Dec 20th, 2010
by F. Grey Parker
Our American journey continues. We fight the same fights in different times and places. We fight them for different people. But these skirmishes are all part of the same, larger battle. When one victory is achieved, it more often than not often merely leads to the next round of conflict. It is good to celebrate our successes but essential that we rest not long, for there will always be more to do. The repeal of the 17 year old military policy of shame and exclusion, so wryly named Don't Ask Don't Tell, is the most recent sign that we are closer to the promise of our country.
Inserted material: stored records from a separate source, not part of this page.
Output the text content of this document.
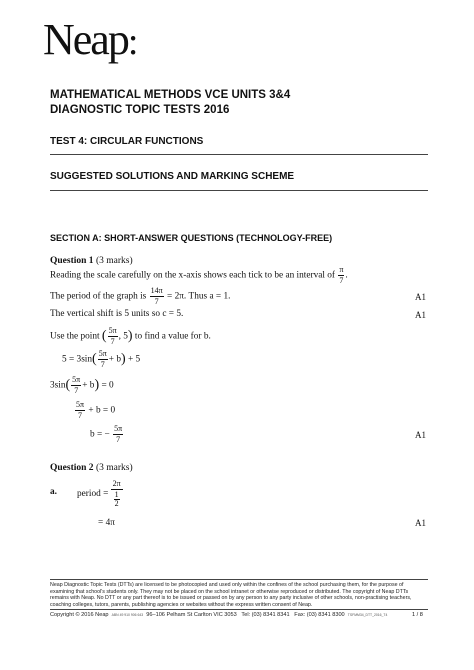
Neap:
MATHEMATICAL METHODS VCE UNITS 3&4
DIAGNOSTIC TOPIC TESTS 2016
TEST 4: CIRCULAR FUNCTIONS
SUGGESTED SOLUTIONS AND MARKING SCHEME
SECTION A: SHORT-ANSWER QUESTIONS (TECHNOLOGY-FREE)
Question 1 (3 marks)
Reading the scale carefully on the x-axis shows each tick to be an interval of $\frac{\pi}{7}$ .
The period of the graph is $\frac{14\pi}{7} = 2\pi$. Thus a = 1.	A1
The vertical shift is 5 units so c = 5.	A1
Use the point ( $\frac{5\pi}{7}$ , 5) to find a value for b.
$5 = 3\sin( \frac{5\pi}{7} + b) + 5$
$3\sin( \frac{5\pi}{7} + b) = 0$
$\frac{5\pi}{7} + b = 0$
b = − $\frac{5\pi}{7}$	A1
Question 2 (3 marks)
a. period = $\frac{2\pi}{\frac{1}{2}}$
= 4π	A1
Neap Diagnostic Topic Tests (DTTs) are licensed to be photocopied and used only within the confines of the school purchasing them, for the purpose of examining that school's students only. They may not be placed on the school intranet or otherwise reproduced or distributed. The copyright of Neap DTTs remains with Neap. No DTT or any part thereof is to be issued or passed on by any person to any party inclusive of other schools, non-practising teachers, coaching colleges, tutors, parents, publishing agencies or websites without the express written consent of Neap.
Copyright © 2016 Neap ABN 49 910 906 643 96–106 Pelham St Carlton VIC 3053 Tel: (03) 8341 8341 Fax: (03) 8341 8300 TSFMM34_DTT_2016_T4	1 / 8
Alas, not everyone can see this to be so.
From Raw Story:
"Senate Minority Whip Jon Kyl (R-AZ) said Sunday that the repeal of "don't ask, don't tell" could actually "cost lives" by disrupting combat units. "From a constitutional stand point, this is not a constitutional right or a constitutional issue as was the issue of racial segregation," Kyl told Fox News' Chris Wallace."
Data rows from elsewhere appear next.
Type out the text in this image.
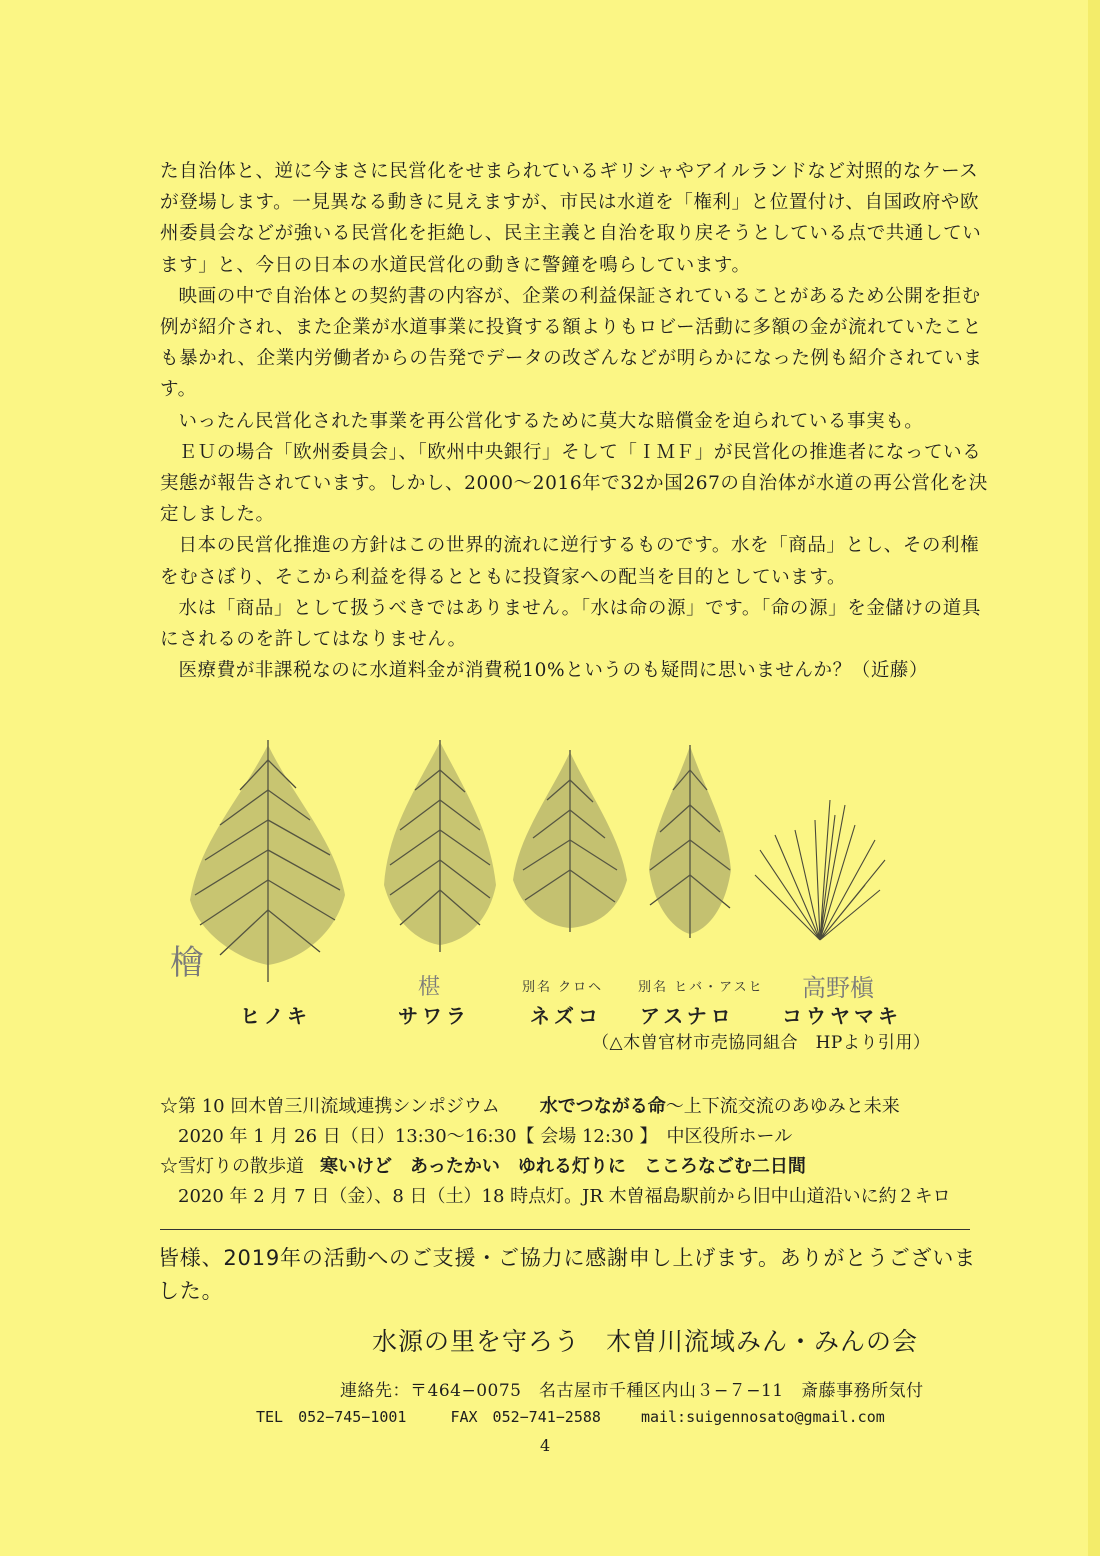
た自治体と、逆に今まさに民営化をせまられているギリシャやアイルランドなど対照的なケースが登場します。一見異なる動きに見えますが、市民は水道を「権利」と位置付け、自国政府や欧州委員会などが強いる民営化を拒絶し、民主主義と自治を取り戻そうとしている点で共通しています」と、今日の日本の水道民営化の動きに警鐘を鳴らしています。

映画の中で自治体との契約書の内容が、企業の利益保証されていることがあるため公開を拒む例が紹介され、また企業が水道事業に投資する額よりもロビー活動に多額の金が流れていたことも暴かれ、企業内労働者からの告発でデータの改ざんなどが明らかになった例も紹介されています。

いったん民営化された事業を再公営化するために莫大な賠償金を迫られている事実も。

ＥＵの場合「欧州委員会」、「欧州中央銀行」そして「ＩＭＦ」が民営化の推進者になっている実態が報告されています。しかし、2000〜2016年で32か国267の自治体が水道の再公営化を決定しました。

日本の民営化推進の方針はこの世界的流れに逆行するものです。水を「商品」とし、その利権をむさぼり、そこから利益を得るとともに投資家への配当を目的としています。

水は「商品」として扱うべきではありません。「水は命の源」です。「命の源」を金儲けの道具にされるのを許してはなりません。

医療費が非課税なのに水道料金が消費税10%というのも疑問に思いませんか？（近藤）

檜
ヒノキ
椹
サワラ
別名 クロヘ
ネズコ
別名 ヒバ・アスヒ
アスナロ
高野槇
コウヤマキ
（△木曽官材市売協同組合　HPより引用）
☆第 10 回木曽三川流域連携シンポジウム 水でつながる命〜上下流交流のあゆみと未来
2020 年 1 月 26 日（日）13:30〜16:30【 会場 12:30 】　中区役所ホール
☆雪灯りの散歩道 寒いけど　あったかい　ゆれる灯りに　こころなごむ二日間
2020 年 2 月 7 日（金）、8 日（土）18 時点灯。JR 木曽福島駅前から旧中山道沿いに約２キロ
皆様、2019年の活動へのご支援・ご協力に感謝申し上げます。ありがとうございました。
水源の里を守ろう　木曽川流域みん・みんの会
連絡先：〒464−0075　名古屋市千種区内山３−７−11　斎藤事務所気付
TEL　052−745−1001	FAX　052−741−2588	mail:suigennosato@gmail.com
4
He is wrong on every level, of course. Just ask conservative stalwart Ted Olsen who has become one of the true heroes on the issues confronting lesbian and gay Americans. This is so obviously an issue of civil rights that to deny it is lunacy.
What is even more sad is the inability of hateful, angry old men to envision not just change, but what they leave in posterity. For example, it doesn't matter how many apologias were made after the death of Strom Thurmond. As with Thurmond, We will neither forget nor excuse Kyl his petty hatreds because they have actually affected the lives of millions. They will not merely have been the private thoughts of a citizen-bigot. They are a matter of historical record. One day, likely long after I am gone, Kyl's statements this morning and others he has made like them will be in the history books alongside the one that follows:
“And I want to tell you, ladies and gentlemen, that there’s not enough troops in the Army to force the Southern people to break down segregation and admit the nigger race into our theatres, into our swimming pools, into our homes and into our churches.”
Kyl, like Thurmond and many before them, is just plain wrong. He may never know it. However, history already knows it. And it is history that will never forgive.